I want to Cunt my own Father……I thought this would be difficult, but looking back on my shit upbringing, words spilled off the quill in quick tommy gun succession.
One of my first memories of the braindead lout was when he drilled a hole through my tortoise (at my request). TV’s Blue Peter had done it with theirs, demonstrating how to tether a pet tortoise to the front lawn with twine by drilling a very small hole in the corner of its shell with a hand drill. Thus, allowing the creature freedom to move, but not to fuck off.
As soon as the electric wood drill bit came in to contact with the shell, the tortoise shot up the shaft legs akimbo. ‘Tommy’ died a painful and unnecessary death. “Volenti non fit iniuria” to he who is willing, there can be no injury!
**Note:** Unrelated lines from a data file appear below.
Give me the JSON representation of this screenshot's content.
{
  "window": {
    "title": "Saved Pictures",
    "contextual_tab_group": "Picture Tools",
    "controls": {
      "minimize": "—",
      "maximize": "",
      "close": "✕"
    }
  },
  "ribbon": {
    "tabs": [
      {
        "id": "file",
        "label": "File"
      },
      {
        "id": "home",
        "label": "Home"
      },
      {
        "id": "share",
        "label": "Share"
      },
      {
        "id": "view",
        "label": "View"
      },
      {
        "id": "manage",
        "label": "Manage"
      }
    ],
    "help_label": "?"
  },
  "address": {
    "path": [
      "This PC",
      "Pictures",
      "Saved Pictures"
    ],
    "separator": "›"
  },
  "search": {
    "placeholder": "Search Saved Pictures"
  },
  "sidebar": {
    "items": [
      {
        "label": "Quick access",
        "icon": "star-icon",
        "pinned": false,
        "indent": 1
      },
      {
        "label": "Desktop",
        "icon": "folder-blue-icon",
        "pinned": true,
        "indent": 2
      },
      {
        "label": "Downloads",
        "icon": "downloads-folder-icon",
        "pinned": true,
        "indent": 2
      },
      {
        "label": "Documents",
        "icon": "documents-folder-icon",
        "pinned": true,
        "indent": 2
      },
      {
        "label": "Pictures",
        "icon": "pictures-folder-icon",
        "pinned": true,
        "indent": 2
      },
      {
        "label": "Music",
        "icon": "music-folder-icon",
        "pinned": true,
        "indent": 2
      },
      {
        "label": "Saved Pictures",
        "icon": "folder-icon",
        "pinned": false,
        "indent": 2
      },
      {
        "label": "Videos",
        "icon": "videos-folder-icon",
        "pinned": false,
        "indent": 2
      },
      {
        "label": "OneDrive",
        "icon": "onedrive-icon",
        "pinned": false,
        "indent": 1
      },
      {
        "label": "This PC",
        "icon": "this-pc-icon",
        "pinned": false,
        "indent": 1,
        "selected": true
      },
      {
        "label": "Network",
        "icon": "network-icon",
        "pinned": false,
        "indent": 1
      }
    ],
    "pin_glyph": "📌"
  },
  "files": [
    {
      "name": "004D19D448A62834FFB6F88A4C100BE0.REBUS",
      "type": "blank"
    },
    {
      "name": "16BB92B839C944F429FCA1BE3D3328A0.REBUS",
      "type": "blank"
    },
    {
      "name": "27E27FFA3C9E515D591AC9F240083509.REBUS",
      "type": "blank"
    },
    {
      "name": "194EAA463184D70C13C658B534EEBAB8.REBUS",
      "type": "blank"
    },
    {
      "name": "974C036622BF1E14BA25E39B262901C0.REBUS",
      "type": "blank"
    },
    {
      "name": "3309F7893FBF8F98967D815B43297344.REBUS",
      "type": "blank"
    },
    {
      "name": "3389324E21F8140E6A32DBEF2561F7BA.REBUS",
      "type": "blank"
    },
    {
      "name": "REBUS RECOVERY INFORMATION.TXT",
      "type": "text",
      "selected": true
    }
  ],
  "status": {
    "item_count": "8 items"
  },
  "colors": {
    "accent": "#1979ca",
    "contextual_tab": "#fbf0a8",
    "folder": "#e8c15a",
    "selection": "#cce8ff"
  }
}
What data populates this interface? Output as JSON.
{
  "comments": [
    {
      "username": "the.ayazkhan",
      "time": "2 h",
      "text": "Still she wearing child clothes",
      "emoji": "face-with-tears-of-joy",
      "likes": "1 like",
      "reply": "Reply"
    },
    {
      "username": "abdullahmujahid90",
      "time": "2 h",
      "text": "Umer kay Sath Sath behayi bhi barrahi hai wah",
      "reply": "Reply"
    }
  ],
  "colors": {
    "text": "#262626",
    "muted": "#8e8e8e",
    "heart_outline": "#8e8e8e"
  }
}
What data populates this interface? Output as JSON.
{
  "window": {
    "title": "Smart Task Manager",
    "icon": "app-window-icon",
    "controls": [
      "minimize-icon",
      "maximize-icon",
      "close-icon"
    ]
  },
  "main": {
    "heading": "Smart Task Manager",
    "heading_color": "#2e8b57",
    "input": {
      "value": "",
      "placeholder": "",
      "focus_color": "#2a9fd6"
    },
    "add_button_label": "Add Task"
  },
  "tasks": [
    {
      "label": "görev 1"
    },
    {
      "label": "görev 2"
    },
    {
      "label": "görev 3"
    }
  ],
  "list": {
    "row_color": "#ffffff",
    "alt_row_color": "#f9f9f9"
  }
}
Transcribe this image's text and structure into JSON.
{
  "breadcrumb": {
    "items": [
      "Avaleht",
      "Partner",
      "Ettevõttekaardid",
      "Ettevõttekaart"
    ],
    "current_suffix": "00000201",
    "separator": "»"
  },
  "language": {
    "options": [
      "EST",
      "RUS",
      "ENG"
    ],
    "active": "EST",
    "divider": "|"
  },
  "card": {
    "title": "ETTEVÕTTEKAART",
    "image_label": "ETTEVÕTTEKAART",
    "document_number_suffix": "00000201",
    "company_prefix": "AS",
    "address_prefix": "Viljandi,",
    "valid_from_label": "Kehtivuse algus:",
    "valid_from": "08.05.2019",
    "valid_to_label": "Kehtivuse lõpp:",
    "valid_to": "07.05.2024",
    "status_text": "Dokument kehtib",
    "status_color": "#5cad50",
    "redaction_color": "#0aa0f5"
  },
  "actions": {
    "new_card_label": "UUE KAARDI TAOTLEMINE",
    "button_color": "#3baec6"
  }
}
If this wasn’t bad enough – in a display of abject cuntery, Mongoman hollowed out the tortoise (mentioning something about turtle soup, in a futile attempt to lighten the somewhat sombre mood in the house) and patched the hole with glass fibre and resin for the exotic ashtray that adorned our living room coffee table until he quit smoking in 1982.
In 1983 Neanderthal man filled ‘Tommy’ with concrete to create an ‘envy of the street ‘exotic door stop. This guy was so versatile.
On another occasion whilst not enjoying a caravan holiday in Scarborough I heard the familiar ‘slap’ and low gruff voice say “come on then love…lets have a bit of fun”. In the safe cloak of midnight blackness and, as the caravan rocked in an aggressive thrusting motion, I remember to this day the amorous exchange between the two lovers: –
Cunt: “say its big!….say I’ve got a big en!”
Mum: “Oh Arthur, no”
Cunt: “SAY IT!”
Mum: “Its big Arthur!”
Cunt: “Say you want me to blast it on your tits!”
Mum: “No Arthur – that’s crass”
Cunt: “SAY IT!”
Mum: “Blast it on my chest Arthur”
Cunt: “Arrgghh!! Say there’s loads of it! SAY IT!”
You get the idea….
I then reflect on my own cuntish mannerisms. How I treat women. My distain for effnicks, my lack of filters in social gatherings, the fact I actively seek to offend and upset people for my own trivial amusement.
A few years ago, I squatted naked, with a Fiskars Axe, in a green wheelie bin by my front door. It was October and I waited in the darkness for ‘Halloweener’s’. As soon as any of the little twats with their insufferable 4×4, soya latte drinking ‘Pippa made us a Halloween card at school’ wanky mums and dads came near my doorbell I lept out and scared the shite out of cunts. I hate Halloween! That weekend in the local boozer some of the dads mentioned it was all a bit too much. Bit too scary for the six and seven year olds. I replied with “Good – I hardly sacrificed a tortoise did I?” before going on to detail the features and benefits of a Fiskars Axe. A few mums collared me to say they though it all very amusing which was code for arousing methinks. Any way I blame you pater – thanks for ruining my intellectual, emotional and social formative years. CUNT!